If some of these aren’t working, you will want to be sure you are passing all the doctests for each function.

Once you are satisfied with this, then try running the default setup:

``python life.py``

This will create a 30 x 30 grid, using your `random_placement()` function to select 20% of the squares to be alive. The speed is set to make one transition every 1/2 of a second.

Finally, you can use the starters available in `conway_starters.py` by using:

``python life.py --starter [starter]``

The available starters include:

• stable formations
• block
• beehive
• loaf
• boat
• tub
• oscillators
• beacon
• spaceships
• glider
• lightweight_spaceship
• other
• diehard (dies after 130 rounds — a long time considering it starts with just 7 alive)
• engine (will go forever on an infinite canvas, leaving behind blocks)

For example:

``python life.py --starter diehard``

You can also control a variety of other aspects of the game with command line arguments.
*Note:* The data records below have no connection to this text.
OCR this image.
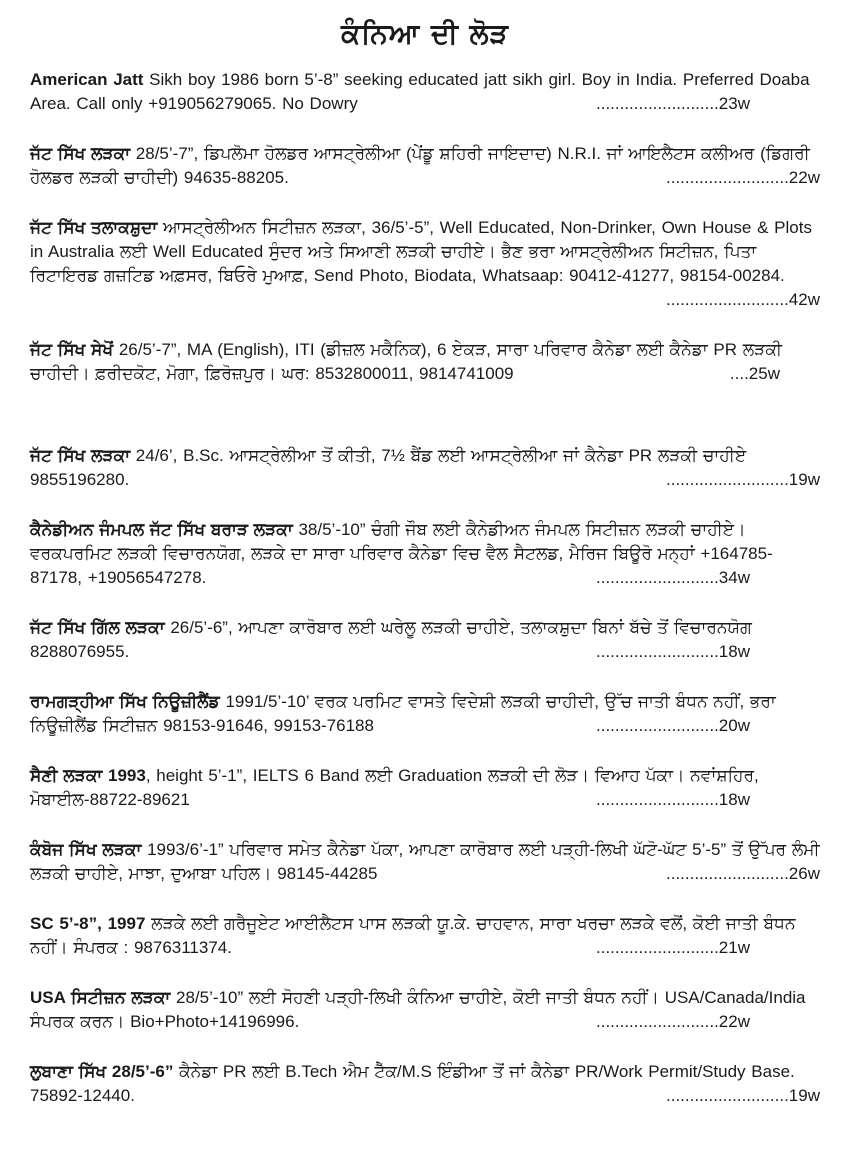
ਕੰਨਿਆ ਦੀ ਲੋੜ
American Jatt Sikh boy 1986 born 5’-8” seeking educated jatt sikh girl. Boy in India. Preferred Doaba Area. Call only +919056279065. No Dowry	..........................23w
ਜੱਟ ਸਿੱਖ ਲੜਕਾ 28/5’-7”, ਡਿਪਲੋਮਾ ਹੋਲਡਰ ਆਸਟ੍ਰੇਲੀਆ (ਪੇਂਡੂ ਸ਼ਹਿਰੀ ਜਾਇਦਾਦ) N.R.I. ਜਾਂ ਆਇਲੈਟਸ ਕਲੀਅਰ (ਡਿਗਰੀ ਹੋਲਡਰ ਲੜਕੀ ਚਾਹੀਦੀ) 94635-88205.	..........................22w
ਜੱਟ ਸਿੱਖ ਤਲਾਕਸ਼ੁਦਾ ਆਸਟ੍ਰੇਲੀਅਨ ਸਿਟੀਜ਼ਨ ਲੜਕਾ, 36/5’-5”, Well Educated, Non-Drinker, Own House & Plots in Australia ਲਈ Well Educated ਸੁੰਦਰ ਅਤੇ ਸਿਆਣੀ ਲੜਕੀ ਚਾਹੀਏ। ਭੈਣ ਭਰਾ ਆਸਟ੍ਰੇਲੀਅਨ ਸਿਟੀਜ਼ਨ, ਪਿਤਾ ਰਿਟਾਇਰਡ ਗਜ਼ਟਿਡ ਅਫ਼ਸਰ, ਬਿਓਰੇ ਮੁਆਫ਼, Send Photo, Biodata, Whatsaap: 90412-41277, 98154-00284.
..........................42w
ਜੱਟ ਸਿੱਖ ਸੇਖੋਂ 26/5’-7”, MA (English), ITI (ਡੀਜ਼ਲ ਮਕੈਨਿਕ), 6 ਏਕੜ, ਸਾਰਾ ਪਰਿਵਾਰ ਕੈਨੇਡਾ ਲਈ ਕੈਨੇਡਾ PR ਲੜਕੀ ਚਾਹੀਦੀ। ਫ਼ਰੀਦਕੋਟ, ਮੋਗਾ, ਫ਼ਿਰੋਜ਼ਪੁਰ। ਘਰ: 8532800011, 9814741009	....25w
ਜੱਟ ਸਿੱਖ ਲੜਕਾ 24/6’, B.Sc. ਆਸਟ੍ਰੇਲੀਆ ਤੋਂ ਕੀਤੀ, 7½ ਬੈਂਡ ਲਈ ਆਸਟ੍ਰੇਲੀਆ ਜਾਂ ਕੈਨੇਡਾ PR ਲੜਕੀ ਚਾਹੀਏ 9855196280.	..........................19w
ਕੈਨੇਡੀਅਨ ਜੰਮਪਲ ਜੱਟ ਸਿੱਖ ਬਰਾੜ ਲੜਕਾ 38/5’-10” ਚੰਗੀ ਜੌਬ ਲਈ ਕੈਨੇਡੀਅਨ ਜੰਮਪਲ ਸਿਟੀਜ਼ਨ ਲੜਕੀ ਚਾਹੀਏ। ਵਰਕਪਰਮਿਟ ਲੜਕੀ ਵਿਚਾਰਨਯੋਗ, ਲੜਕੇ ਦਾ ਸਾਰਾ ਪਰਿਵਾਰ ਕੈਨੇਡਾ ਵਿਚ ਵੈਲ ਸੈਟਲਡ, ਮੈਰਿਜ ਬਿਊਰੋ ਮਨ੍ਹਾਂ +164785-87178, +19056547278.	..........................34w
ਜੱਟ ਸਿੱਖ ਗਿੱਲ ਲੜਕਾ 26/5’-6”, ਆਪਣਾ ਕਾਰੋਬਾਰ ਲਈ ਘਰੇਲੂ ਲੜਕੀ ਚਾਹੀਏ, ਤਲਾਕਸ਼ੁਦਾ ਬਿਨਾਂ ਬੱਚੇ ਤੋਂ ਵਿਚਾਰਨਯੋਗ 8288076955.	..........................18w
ਰਾਮਗੜ੍ਹੀਆ ਸਿੱਖ ਨਿਊਜ਼ੀਲੈਂਡ 1991/5’-10’ ਵਰਕ ਪਰਮਿਟ ਵਾਸਤੇ ਵਿਦੇਸ਼ੀ ਲੜਕੀ ਚਾਹੀਦੀ, ਉੱਚ ਜਾਤੀ ਬੰਧਨ ਨਹੀਂ, ਭਰਾ ਨਿਊਜ਼ੀਲੈਂਡ ਸਿਟੀਜ਼ਨ 98153-91646, 99153-76188	..........................20w
ਸੈਣੀ ਲੜਕਾ 1993, height 5’-1”, IELTS 6 Band ਲਈ Graduation ਲੜਕੀ ਦੀ ਲੋੜ। ਵਿਆਹ ਪੱਕਾ। ਨਵਾਂਸ਼ਹਿਰ, ਮੋਬਾਈਲ-88722-89621	..........................18w
ਕੰਬੋਜ ਸਿੱਖ ਲੜਕਾ 1993/6’-1” ਪਰਿਵਾਰ ਸਮੇਤ ਕੈਨੇਡਾ ਪੱਕਾ, ਆਪਣਾ ਕਾਰੋਬਾਰ ਲਈ ਪੜ੍ਹੀ-ਲਿਖੀ ਘੱਟੋ-ਘੱਟ 5’-5” ਤੋਂ ਉੱਪਰ ਲੰਮੀ ਲੜਕੀ ਚਾਹੀਏ, ਮਾਝਾ, ਦੁਆਬਾ ਪਹਿਲ। 98145-44285	..........................26w
SC 5’-8”, 1997 ਲੜਕੇ ਲਈ ਗਰੈਜੂਏਟ ਆਈਲੈਟਸ ਪਾਸ ਲੜਕੀ ਯੂ.ਕੇ. ਚਾਹਵਾਨ, ਸਾਰਾ ਖਰਚਾ ਲੜਕੇ ਵਲੋਂ, ਕੋਈ ਜਾਤੀ ਬੰਧਨ ਨਹੀਂ। ਸੰਪਰਕ : 9876311374.	..........................21w
USA ਸਿਟੀਜ਼ਨ ਲੜਕਾ 28/5’-10” ਲਈ ਸੋਹਣੀ ਪੜ੍ਹੀ-ਲਿਖੀ ਕੰਨਿਆ ਚਾਹੀਏ, ਕੋਈ ਜਾਤੀ ਬੰਧਨ ਨਹੀਂ। USA/Canada/India ਸੰਪਰਕ ਕਰਨ। Bio+Photo+14196996.	..........................22w
ਲੁਬਾਣਾ ਸਿੱਖ 28/5’-6” ਕੈਨੇਡਾ PR ਲਈ B.Tech ਐਮ ਟੈੱਕ/M.S ਇੰਡੀਆ ਤੋਂ ਜਾਂ ਕੈਨੇਡਾ PR/Work Permit/Study Base. 75892-12440.	..........................19w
This is the full set of arguments:

• `--width`: sets the width of the board (default 30)
• `--height`: sets the height of the board (default 30)
• `--starter`: sets the starter (default random)
• `--speed`: number of ms between rounds (default 500)
• `--scale`: scales the size of the squares (default 10)
• `--offset`: moves the starter by some offset in both the x and y direction

You can use the following to get a reminder of the possible arguments:

``python life.py -h``

Here are some good combinations to try:

``````## good view of the glider
python life.py --starter glider --scale 6 --width 100 --height 100 --speed 3

## slow spaceship
python life.py --starter lightweight_spaceship --offset 10 --speed 100

# fast spaceship
python life.py --starter lightweight_spaceship --offset 10 --speed 3

## fast engine (because the board is small) but stops (because the board is finite)
python life.py --starter engine --speed 10 --scale 10 --width 100 --height 80 --offset 20

## larger, slower engine (because th eboard is big and the scale is small), but goes for longer because there is more room -- can really see its effect
python life.py --scale 4 --width 300 --height 100 --starter engine --speed 30``````

### Challenge

This is entirely optional!

You can add any starter you like to `conway_starters.py`. You will see two methods of creating them, one with `Grid.build()` and one with `Grid()`. You can find a wide variety of patterns at the Life Wiki. For example, you might try initializing this gun. You can launch the visualization tool and then pause on step 1 to see its initial state.

For some patterns, it might be useful to turn wrapping off. You could write a version of `count_alive_neighbors()` that doesn’t wrap. If you wanted a bigger challenge you could add a command line flag called “—nowrap” that lets you turn off wrapping on demand.

## Lessons

What we want you to get from this lab:

• You can use a Grid to get and set values

• You can write functions that operate on grids

• You are comfortable thinking about problems in two dimensions

• You can test your functions with doctests

• You can figure out what went wrong when something unexpected happens

• Hopefully you had fun!

## Points

Turn in a zip file that has your code.

Every function should have a docstring and doctests.